Some possible reasons for a question to have a low item discrimination are:
- Item is very easy
- Item is very hard
- The item correct answer is awry or there is more than one correct answer
- The item is ambiguous or poorly written
- High-performing test-takers are overthinking the item
- The item is measuring a different construct than other items
- Low sample size
Reviewing questions with low item discriminations and improving where needed will usefully improve the quality of a test.
A summary of item analysis
To summarize, there are three very useful reviews to conduct with item analysis.
- Look at the difficulty of each question and review questions that are too easy or hard.
- Look at the statistics for each multiple choice question in case some distractors are rarely chosen or some choices are chosen too often by an unexpected group of test takers.

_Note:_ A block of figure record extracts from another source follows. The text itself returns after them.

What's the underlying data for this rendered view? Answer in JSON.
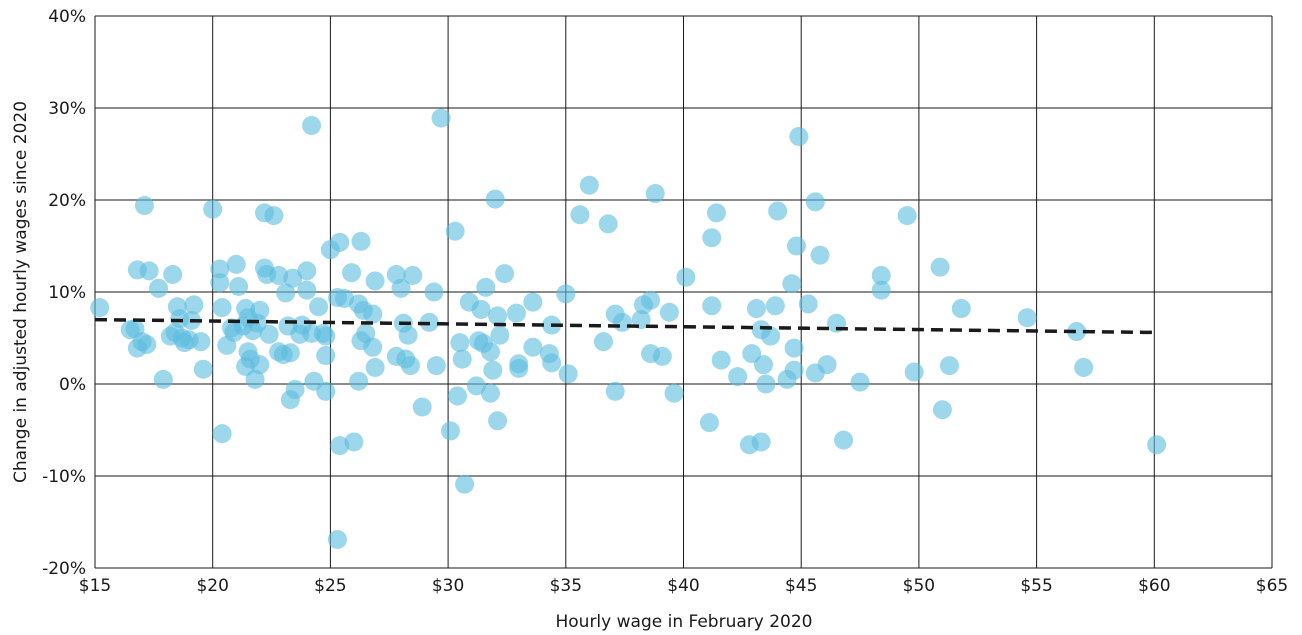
{
  "chart_data": {
    "type": "scatter",
    "xlabel": "Hourly wage in February 2020",
    "ylabel": "Change in adjusted hourly wages since 2020",
    "xlim": [
      15,
      65
    ],
    "ylim": [
      -20,
      40
    ],
    "x_ticks": [
      15,
      20,
      25,
      30,
      35,
      40,
      45,
      50,
      55,
      60,
      65
    ],
    "x_tick_labels": [
      "$15",
      "$20",
      "$25",
      "$30",
      "$35",
      "$40",
      "$45",
      "$50",
      "$55",
      "$60",
      "$65"
    ],
    "y_ticks": [
      -20,
      -10,
      0,
      10,
      20,
      30,
      40
    ],
    "y_tick_labels": [
      "-20%",
      "-10%",
      "0%",
      "10%",
      "20%",
      "30%",
      "40%"
    ],
    "grid": true,
    "point_color": "#5bbde0",
    "trend_line": {
      "x": [
        15.0,
        60.1
      ],
      "y": [
        7.0,
        5.6
      ],
      "style": "dashed",
      "color": "#1a1a1a"
    },
    "points": [
      [
        15.2,
        8.3
      ],
      [
        16.5,
        5.9
      ],
      [
        16.7,
        6.0
      ],
      [
        16.8,
        12.4
      ],
      [
        16.8,
        3.9
      ],
      [
        17.0,
        4.6
      ],
      [
        17.2,
        4.3
      ],
      [
        17.1,
        19.4
      ],
      [
        17.3,
        12.3
      ],
      [
        17.7,
        10.4
      ],
      [
        17.9,
        0.5
      ],
      [
        18.2,
        5.2
      ],
      [
        18.3,
        11.9
      ],
      [
        18.4,
        5.6
      ],
      [
        18.5,
        8.4
      ],
      [
        18.6,
        7.1
      ],
      [
        18.7,
        5.0
      ],
      [
        18.8,
        4.5
      ],
      [
        19.0,
        4.8
      ],
      [
        19.1,
        6.9
      ],
      [
        19.2,
        8.6
      ],
      [
        19.5,
        4.6
      ],
      [
        19.6,
        1.6
      ],
      [
        20.0,
        19.0
      ],
      [
        20.3,
        12.5
      ],
      [
        20.3,
        11.0
      ],
      [
        20.4,
        8.3
      ],
      [
        20.4,
        -5.4
      ],
      [
        20.6,
        4.2
      ],
      [
        20.8,
        6.1
      ],
      [
        20.9,
        5.6
      ],
      [
        21.0,
        13.0
      ],
      [
        21.1,
        10.6
      ],
      [
        21.3,
        6.3
      ],
      [
        21.4,
        1.9
      ],
      [
        21.4,
        8.2
      ],
      [
        21.5,
        3.5
      ],
      [
        21.5,
        7.2
      ],
      [
        21.6,
        2.7
      ],
      [
        21.7,
        5.8
      ],
      [
        21.8,
        0.5
      ],
      [
        21.9,
        6.6
      ],
      [
        22.0,
        8.0
      ],
      [
        22.0,
        2.1
      ],
      [
        22.2,
        12.6
      ],
      [
        22.2,
        18.6
      ],
      [
        22.3,
        11.9
      ],
      [
        22.4,
        5.4
      ],
      [
        22.6,
        18.3
      ],
      [
        22.8,
        11.8
      ],
      [
        22.8,
        3.5
      ],
      [
        23.0,
        3.2
      ],
      [
        23.1,
        9.9
      ],
      [
        23.2,
        6.3
      ],
      [
        23.3,
        3.4
      ],
      [
        23.3,
        -1.7
      ],
      [
        23.4,
        11.5
      ],
      [
        23.5,
        -0.6
      ],
      [
        23.7,
        5.4
      ],
      [
        23.8,
        6.4
      ],
      [
        24.0,
        10.2
      ],
      [
        24.0,
        12.3
      ],
      [
        24.2,
        28.1
      ],
      [
        24.2,
        5.5
      ],
      [
        24.3,
        0.3
      ],
      [
        24.5,
        8.4
      ],
      [
        24.7,
        5.5
      ],
      [
        24.8,
        5.2
      ],
      [
        24.8,
        3.1
      ],
      [
        24.8,
        -0.8
      ],
      [
        25.0,
        14.6
      ],
      [
        25.3,
        9.4
      ],
      [
        25.4,
        15.4
      ],
      [
        25.4,
        -6.7
      ],
      [
        25.3,
        -16.9
      ],
      [
        25.6,
        9.3
      ],
      [
        25.9,
        12.1
      ],
      [
        26.0,
        -6.3
      ],
      [
        26.2,
        0.3
      ],
      [
        26.2,
        8.7
      ],
      [
        26.3,
        15.5
      ],
      [
        26.3,
        4.7
      ],
      [
        26.4,
        8.0
      ],
      [
        26.5,
        5.5
      ],
      [
        26.8,
        7.6
      ],
      [
        26.8,
        4.0
      ],
      [
        26.9,
        11.2
      ],
      [
        26.9,
        1.8
      ],
      [
        27.8,
        11.9
      ],
      [
        27.8,
        3.0
      ],
      [
        28.0,
        10.4
      ],
      [
        28.1,
        6.6
      ],
      [
        28.2,
        2.7
      ],
      [
        28.3,
        5.3
      ],
      [
        28.4,
        2.0
      ],
      [
        28.5,
        11.8
      ],
      [
        28.9,
        -2.5
      ],
      [
        29.2,
        6.7
      ],
      [
        29.4,
        10.0
      ],
      [
        29.5,
        2.0
      ],
      [
        29.7,
        28.9
      ],
      [
        30.1,
        -5.1
      ],
      [
        30.3,
        16.6
      ],
      [
        30.4,
        -1.3
      ],
      [
        30.5,
        4.5
      ],
      [
        30.6,
        2.7
      ],
      [
        30.7,
        -10.9
      ],
      [
        30.9,
        8.9
      ],
      [
        31.2,
        -0.2
      ],
      [
        31.3,
        4.7
      ],
      [
        31.4,
        8.1
      ],
      [
        31.5,
        4.4
      ],
      [
        31.6,
        10.5
      ],
      [
        31.8,
        -1.0
      ],
      [
        31.8,
        3.5
      ],
      [
        31.9,
        1.5
      ],
      [
        32.0,
        20.1
      ],
      [
        32.1,
        -4.0
      ],
      [
        32.1,
        7.4
      ],
      [
        32.2,
        5.3
      ],
      [
        32.4,
        12.0
      ],
      [
        32.9,
        7.7
      ],
      [
        33.0,
        2.2
      ],
      [
        33.0,
        1.7
      ],
      [
        33.6,
        8.9
      ],
      [
        33.6,
        4.0
      ],
      [
        34.3,
        3.3
      ],
      [
        34.4,
        2.3
      ],
      [
        34.4,
        6.4
      ],
      [
        35.0,
        9.8
      ],
      [
        35.1,
        1.1
      ],
      [
        35.6,
        18.4
      ],
      [
        36.0,
        21.6
      ],
      [
        36.6,
        4.6
      ],
      [
        36.8,
        17.4
      ],
      [
        37.1,
        7.6
      ],
      [
        37.1,
        -0.8
      ],
      [
        37.4,
        6.7
      ],
      [
        38.2,
        7.0
      ],
      [
        38.3,
        8.6
      ],
      [
        38.6,
        9.1
      ],
      [
        38.6,
        3.3
      ],
      [
        38.8,
        20.7
      ],
      [
        39.1,
        3.0
      ],
      [
        39.4,
        7.8
      ],
      [
        39.6,
        -1.0
      ],
      [
        40.1,
        11.6
      ],
      [
        41.1,
        -4.2
      ],
      [
        41.2,
        15.9
      ],
      [
        41.2,
        8.5
      ],
      [
        41.4,
        18.6
      ],
      [
        41.6,
        2.6
      ],
      [
        42.3,
        0.8
      ],
      [
        42.8,
        -6.6
      ],
      [
        42.9,
        3.3
      ],
      [
        43.1,
        8.2
      ],
      [
        43.3,
        5.9
      ],
      [
        43.3,
        -6.3
      ],
      [
        43.4,
        2.1
      ],
      [
        43.5,
        0.0
      ],
      [
        43.7,
        5.2
      ],
      [
        43.9,
        8.5
      ],
      [
        44.0,
        18.8
      ],
      [
        44.4,
        0.5
      ],
      [
        44.6,
        10.9
      ],
      [
        44.7,
        3.9
      ],
      [
        44.7,
        1.5
      ],
      [
        44.8,
        15.0
      ],
      [
        44.9,
        26.9
      ],
      [
        45.3,
        8.7
      ],
      [
        45.6,
        19.8
      ],
      [
        45.6,
        1.2
      ],
      [
        45.8,
        14.0
      ],
      [
        46.1,
        2.1
      ],
      [
        46.5,
        6.6
      ],
      [
        46.8,
        -6.1
      ],
      [
        47.5,
        0.2
      ],
      [
        48.4,
        11.8
      ],
      [
        48.4,
        10.2
      ],
      [
        49.5,
        18.3
      ],
      [
        49.8,
        1.3
      ],
      [
        50.9,
        12.7
      ],
      [
        51.0,
        -2.8
      ],
      [
        51.3,
        2.0
      ],
      [
        51.8,
        8.2
      ],
      [
        54.6,
        7.2
      ],
      [
        56.7,
        5.7
      ],
      [
        57.0,
        1.8
      ],
      [
        60.1,
        -6.6
      ]
    ]
  }
}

- Look at the item discrimination of each question and review questions where this is low.
Item analysis is a mechanical process and doesn’t know your subject area. There are many things that can impact the statistics – partially scored questions, too few answers, issues in the sample of people who have taken the assessment, too few items in the assessment, that the assessment has different parts that don’t correlate together and some statistical edge cases. Item analysis is a very useful guide, but if a question is flagged that you still think is appropriate, you can keep it
Taking it further
There is lots more that can be done with item analysis – you can look for example at item reliability, which is how much the item is contributing to total score variance, the higher the better. Or you can look at item rest correlation discrimination, which is an alternative to item discrimination that works better for smaller assessments and small sample sizes. You can also perform differential item functioning (DIF) which can help find bias in items.
But the above three steps will be very useful and get a lot of value to improve the quality of your tests.